OTTAWA (Reuters) -Canada will announce on Monday that Lockheed Martin Corp (NYSE:LMT) is the preferred bidder to supply 88 new fighter jets, a clear sign the U.S. company is set to win the multibillion-dollar contract, said an industry source close to the file.
The move indicates Canada – under pressure to boost defense spending as the war in Ukraine rages – is closer to making a decision that has dragged out for more than a decade.
The federal government of Prime Minister Justin Trudeau will now only hold detailed talks with the U.S. company, said the source, who requested anonymity given the sensitivity of the situation. Ottawa says it hopes to award the contract this year and take delivery of the first jets in 2025.
Defense sources had long predicted good news for Lockheed Martin, given Canada belongs to the consortium that developed the company’s F-35 jet and the fact the plane is the military’s first choice. Ottawa says the contract could be worth up to C$19 billion ($15.10 billion).
If the negotiations for some reason fail, the government will turn to Sweden’s Saab, the other contender.
Canada though has a long history of using U.S. military equipment and, unlike Sweden, belongs to both NATO and NORAD, the North American defense organization.

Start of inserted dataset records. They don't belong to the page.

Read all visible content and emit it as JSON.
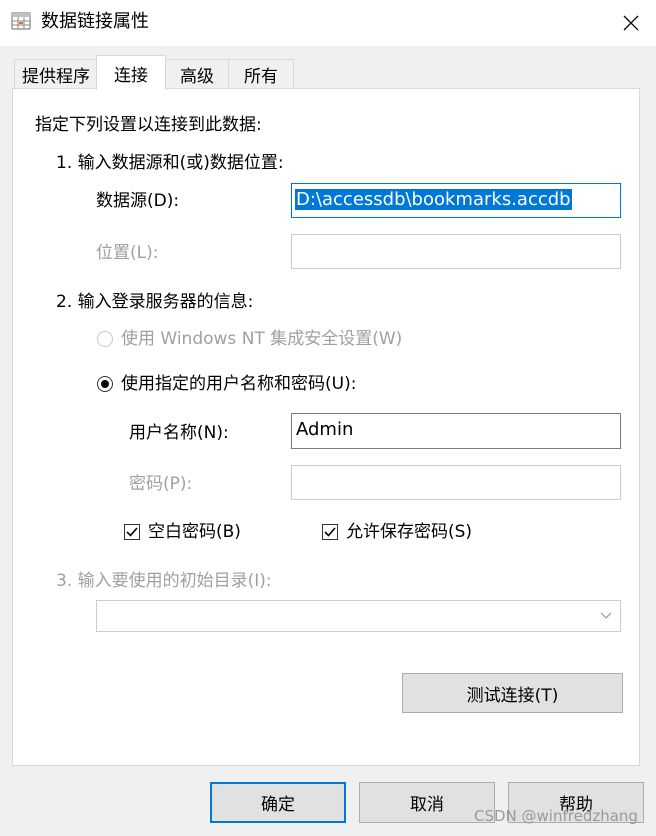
{
  "window": {
    "title": "数据链接属性",
    "close_label": "✕"
  },
  "tabs": [
    {
      "label": "提供程序"
    },
    {
      "label": "连接"
    },
    {
      "label": "高级"
    },
    {
      "label": "所有"
    }
  ],
  "connection": {
    "instruction": "指定下列设置以连接到此数据:",
    "step1_label": "1. 输入数据源和(或)数据位置:",
    "datasource_label": "数据源(D):",
    "datasource_value": "D:\\accessdb\\bookmarks.accdb",
    "location_label": "位置(L):",
    "location_value": "",
    "step2_label": "2. 输入登录服务器的信息:",
    "radio_windows_nt_label": "使用 Windows NT 集成安全设置(W)",
    "radio_specific_user_label": "使用指定的用户名称和密码(U):",
    "username_label": "用户名称(N):",
    "username_value": "Admin",
    "password_label": "密码(P):",
    "password_value": "",
    "blank_password_label": "空白密码(B)",
    "blank_password_checked": true,
    "allow_save_password_label": "允许保存密码(S)",
    "allow_save_password_checked": true,
    "step3_label": "3. 输入要使用的初始目录(I):",
    "initial_catalog_value": "",
    "test_connection_label": "测试连接(T)"
  },
  "footer": {
    "ok_label": "确定",
    "cancel_label": "取消",
    "help_label": "帮助",
    "watermark": "CSDN @winfredzhang"
  },
  "colors": {
    "accent": "#0078d7",
    "disabled_text": "#a0a0a0",
    "dialog_bg": "#f0f0f0"
  }
}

Trudeau came to power in 2015 vowing not to buy the F-35 on the grounds it was too expensive but has shifted his position.
The obvious alternative would have been Boeing (NYSE:BA) Co but it fell out of favor after taking trade action against Canadian rival Bombardier (OTC:BDRBF) Inc and was excluded from the competition last December.
A spokesman for federal Procurement Minister Anita Anand, in overall charge of the process, declined to comment. Lockheed Martin said the F-35 was the best contender while Saab did not respond to a request for comment.
Canada has been trying unsuccessfully for more than a decade to replace its aging F-18 fighters. The former Conservative administration said in 2010 that it would buy 65 F-35 jets but later scrapped the decision, triggering years of delays and reviews.